A home run’s distance from Wrigley Field, Sunnyside serves about 1,000 customers per day
The old adage in real estate is location, location, location, and nowhere is that more important than it is for retail businesses. In the cannabis space, the idea that “weed sells itself” is quickly being replaced by an ultra-competitive business in which every advantage matters, and those companies set up with a location to drive traffic — and handle that flow of customers — are the ones set up for success.
By Brian Beckley, Garrett Rudolph and Patrick Wagner
There’s no place quite like the ballpark in the middle of summer.
And when it comes to selling cannabis, there’s probably no retailer in the country that can connect with throngs of baseball fans quite like the Sunnyside shop on the north side of Chicago. Located less than 500 feet from the home plate entrance of legendary Wrigley Field, Sunnyside features a 10,000-square-foot sales floor, 20 point-of-sale stations and some of the top cannabis products available in Illinois. Since opening in November 2021, the shop has been serving an average of 800 to 1,200 customers per day, with a noticeable increase in traffic during home games and other events.
“It’s been really wonderful thus far, even though the Cubs are absolutely terrible at the moment,” says Paul Bennett, regional director for Sunnyside’s parent company, Cresco Labs, in Illinois and Arizona. “The number of customers we’re seeing is above and beyond what we expected, so we really have a great opportunity to introduce so many people to cannabis.”
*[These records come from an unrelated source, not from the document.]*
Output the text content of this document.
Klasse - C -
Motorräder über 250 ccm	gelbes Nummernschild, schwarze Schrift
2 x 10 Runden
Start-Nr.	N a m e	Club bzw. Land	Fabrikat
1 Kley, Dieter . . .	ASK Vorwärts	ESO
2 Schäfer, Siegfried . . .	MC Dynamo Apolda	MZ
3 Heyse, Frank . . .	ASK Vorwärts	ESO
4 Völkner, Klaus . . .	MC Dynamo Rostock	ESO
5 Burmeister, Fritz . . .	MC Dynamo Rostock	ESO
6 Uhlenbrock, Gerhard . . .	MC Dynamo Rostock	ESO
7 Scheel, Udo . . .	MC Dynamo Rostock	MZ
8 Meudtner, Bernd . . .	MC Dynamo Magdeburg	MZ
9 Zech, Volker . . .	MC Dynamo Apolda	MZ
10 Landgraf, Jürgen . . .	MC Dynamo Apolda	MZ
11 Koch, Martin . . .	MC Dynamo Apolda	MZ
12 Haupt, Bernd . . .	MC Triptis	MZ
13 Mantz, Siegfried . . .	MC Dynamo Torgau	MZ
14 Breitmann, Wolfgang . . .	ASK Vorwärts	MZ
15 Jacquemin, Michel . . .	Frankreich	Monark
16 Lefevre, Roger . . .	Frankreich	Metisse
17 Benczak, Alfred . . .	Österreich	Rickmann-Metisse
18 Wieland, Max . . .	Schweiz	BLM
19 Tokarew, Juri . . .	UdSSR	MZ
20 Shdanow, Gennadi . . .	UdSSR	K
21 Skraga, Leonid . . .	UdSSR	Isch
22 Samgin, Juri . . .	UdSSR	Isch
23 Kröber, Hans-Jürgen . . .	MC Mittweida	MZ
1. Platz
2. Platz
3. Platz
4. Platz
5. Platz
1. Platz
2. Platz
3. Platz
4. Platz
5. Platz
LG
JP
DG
And while the “Friendly Confines” are a major draw for the area — the Cubs have sold an average of about 3 million tickets annually for the past two decades, whether they’re winning the division or trying to avoid last place — baseball isn’t the only thing going on in Wrigleyville. Wrigley Field hosts a popular summer concert series, which in 2021 featured the likes of Lady Gaga, Def Leppard, Motley Crue and the Zac Brown Band, and the neighborhood is full of bars, restaurants and other hangouts.
“It’s such a great area, right in the heart of Chicago,” says Katie Frazier, Cresco vice president of retail store development. “Everybody goes to that area, even if you’re not going to go to a baseball game.”
Frazier says the Wrigleyville location fits perfectly within Cresco’s overall retail strategy and goal of normalizing the cannabis industry.
“We want to be where people are going to be picking up their coffee, meeting up with friends, just normal everyday retail stuff,” she says.
The Wrigleyville location is also a substantial upgrade over its predecessor, a 900-square-foot shop in Chicago’s Lakeview neighborhood, where customers needed to check in at one location, then walk across the street to visit the actual dispensary, which only had six registers.
“Needless to say, that location was far from ideal,” Bennett says. “We’re really excited to see the growth and traffic since the move. On average, we’re seeing anywhere between a 30% to 40% increase in traffic compared to last year.”